Google Cloud Storage File Streaming


I have a bunch of files in Google Cloud Storage that I'd like to stream into my job.  Is it possible to stream in the byte array data for each file?


Currently I'm using tGSGet to download the files to my local machine first and then looping through them to get byte array data. Ideally, I'd be able to loop through the files without downloading them first.


Re: Google Cloud Storage File Streaming


Currently, you have to download the files to your local machine when use tGSGet component. It retrieves objects which match the specified criteria from Google Cloud Storage and outputs them to a local directory.
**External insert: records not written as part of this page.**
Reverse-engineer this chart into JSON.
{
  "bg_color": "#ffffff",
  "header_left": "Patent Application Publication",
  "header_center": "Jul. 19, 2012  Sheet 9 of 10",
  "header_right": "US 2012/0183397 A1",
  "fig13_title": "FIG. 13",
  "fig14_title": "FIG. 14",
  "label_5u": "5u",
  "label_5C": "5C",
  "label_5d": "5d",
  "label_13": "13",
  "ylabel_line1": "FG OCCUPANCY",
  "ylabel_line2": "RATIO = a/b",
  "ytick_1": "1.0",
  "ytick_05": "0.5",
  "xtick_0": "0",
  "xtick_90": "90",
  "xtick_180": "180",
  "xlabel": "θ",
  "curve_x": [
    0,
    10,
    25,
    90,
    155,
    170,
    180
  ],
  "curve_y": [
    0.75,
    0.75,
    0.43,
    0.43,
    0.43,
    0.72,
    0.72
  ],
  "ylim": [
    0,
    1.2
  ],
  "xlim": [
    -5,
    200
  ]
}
A new feature of Google Cloud Storage in Apache Spark Batch/Streaming is available in V 6.4.

Please have a look at this online document about:TalendHelpCenter:tGSConfiguration properties for Apache Spark Streaming

Best regards



Don't forget to give kudos when a reply is helpful and click Accept the solution when you think you're good with it.
Four Stars

Re: Google Cloud Storage File Streaming

I am using a BigQuery query to get a list of bucket/key values. I want to iterate on those to pull files.

tBigQueryInput --> tflowtoiterate -->tgsget


If I hard code Bucket name: "mybucket" and Keyprefix: "myfolder/mydocument" it works as expected and downloads the file to my local machine.


However, toflowtoiterate saves my bucket and key to global variables first. When I use those global variables in tGSget it gives me a null error. 


How can I get this to work?